Bharati Mukherjee, an Indian immigrant married to a Canadian, explained how she captures the chaos of the melting pot in her short stories and novels about South Asia, particularly the Indian, immigrant experiences in America to a full house of students in Conference Room A last Wednesday.
A professor of English at the University of California, Berkeley, she is the author of more than a dozen books, novels and several short stories, many of which are drawn from her own experiences as an immigrant. Mukherjee depicts the clash of cultures and the dilemmas and successes with a unique understanding.
A cross-cultural writer, Mukherjee has won several grants and awards from the Canadian government, several universities, and the Guggenheim Foundation.
A painful part of immigration is encountering racism in the adopted country, according to Mukherjee. In her short story collection, ‘Darkness,’ published in 1985, Mukherjee explores Canadian prejudice against South Asians.
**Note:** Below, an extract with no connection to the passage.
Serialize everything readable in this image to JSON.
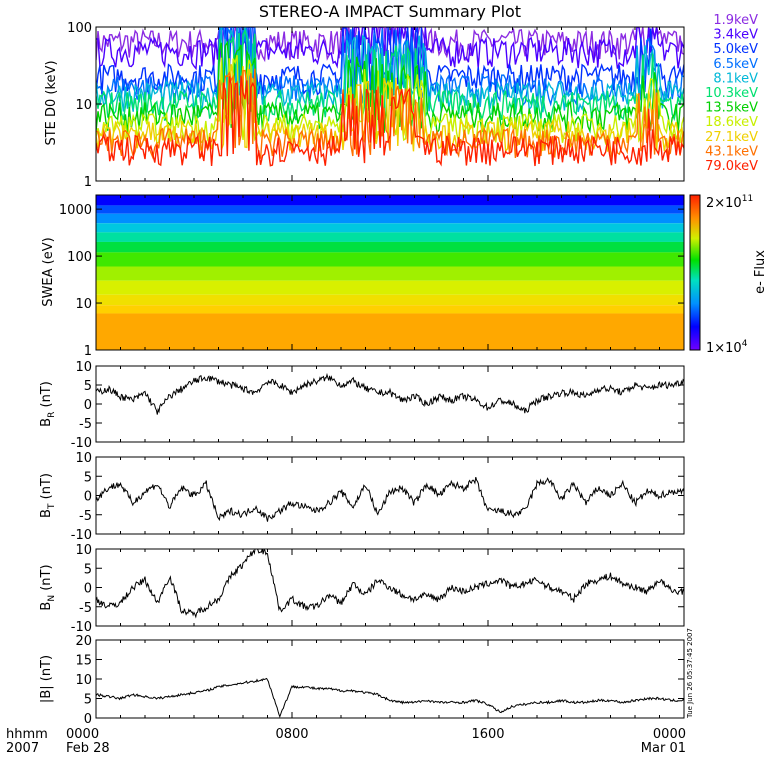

The racial intolerance she experienced in Canada compelled her to move back to the United States where she now settles and claims to have found greater acceptance as a South Asian.
“When I was in Canada, there was no written constitution that guaranteed me my rights. I was one of the first Canadians of Asian origin to stand up for my rights,” she says.
In an interview with Sybil Steinberg of Publishers Weekly, she described her feelings about America.
“Mine is clear-eyed but definite love of America. I’m aware of the brutalities, the violence here, but in the long run my characters are survivors … I feel American in a very fundamental way, whether Americans see me that way or not.”